A team from the University of Virginia's Health System, for instance, is working with local rescue squads to better diagnose stroke patients before they even reach a hospital, which has been seen to give patients better opportunities for treatment that can save their lives, with full recovery possible.
"The longest delay in treating folks is not once they get to the hospital but before they get to the hospital," said stroke neurologist Andrew Southerland.
Fast diagnosis and treatment for many stroke patients is vital because some of the most effective treatments are only effective and safe if delivered within the first three hours of detectable symptoms. Due to regional delays and diagnosis time frames, less than 5 percent of stroke victims receive this treatment, and those figures drop even more in areas of Virginia where ambulances sometimes travel more than 30 minutes to treat a patient.
With a recent emphasis on treating stroke patients on the road with mobile devices such as tablets and videoconferencing equipment, these changes are likely to strongly boost the percentage of stroke victims who get their treatment in time.
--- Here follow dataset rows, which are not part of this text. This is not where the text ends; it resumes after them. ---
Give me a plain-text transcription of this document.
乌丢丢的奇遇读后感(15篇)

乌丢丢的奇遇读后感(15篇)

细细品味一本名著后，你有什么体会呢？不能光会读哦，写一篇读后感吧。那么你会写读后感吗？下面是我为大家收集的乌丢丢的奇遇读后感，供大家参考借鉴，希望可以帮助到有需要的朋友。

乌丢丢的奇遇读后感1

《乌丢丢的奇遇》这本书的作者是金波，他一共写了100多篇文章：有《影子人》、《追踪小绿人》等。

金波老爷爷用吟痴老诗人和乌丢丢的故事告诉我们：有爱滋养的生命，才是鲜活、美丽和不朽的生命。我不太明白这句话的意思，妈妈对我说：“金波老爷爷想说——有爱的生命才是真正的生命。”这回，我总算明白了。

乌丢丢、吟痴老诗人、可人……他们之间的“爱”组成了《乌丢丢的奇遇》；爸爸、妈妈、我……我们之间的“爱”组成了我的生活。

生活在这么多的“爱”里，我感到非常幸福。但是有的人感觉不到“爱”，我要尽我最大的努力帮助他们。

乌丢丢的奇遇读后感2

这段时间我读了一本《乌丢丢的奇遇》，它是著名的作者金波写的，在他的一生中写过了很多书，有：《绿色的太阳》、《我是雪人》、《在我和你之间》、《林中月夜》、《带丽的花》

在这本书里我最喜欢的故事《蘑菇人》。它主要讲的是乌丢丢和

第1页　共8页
Keep elderly out of nursing homes
In addition, telemedicine has been found to help keep elderly patients active and safe, increasingly keeping many older patients out of nursing homes, according to CNBC. A nonprofit in Pennsylvania has recently adopted MobileCare Monitors, which are wristwatch-like devices that can send nurses' aides information immediately after a fall has been tracked, in many senior living facilities where patients are self-sustaining.
Since adopting such technology, the percentage of patients moved into nursing homes has fallen from 20 percent to 12 percent, with more than 40 people now using the technology. That's not the only benefit – it's been noted that the $400 per monitor and few thousand dollars necessary to install the program in a complex is a minor expense compared to the long-term costs that nursing care can cause. These benefits can go a long way in many communities, helping seniors stay independent.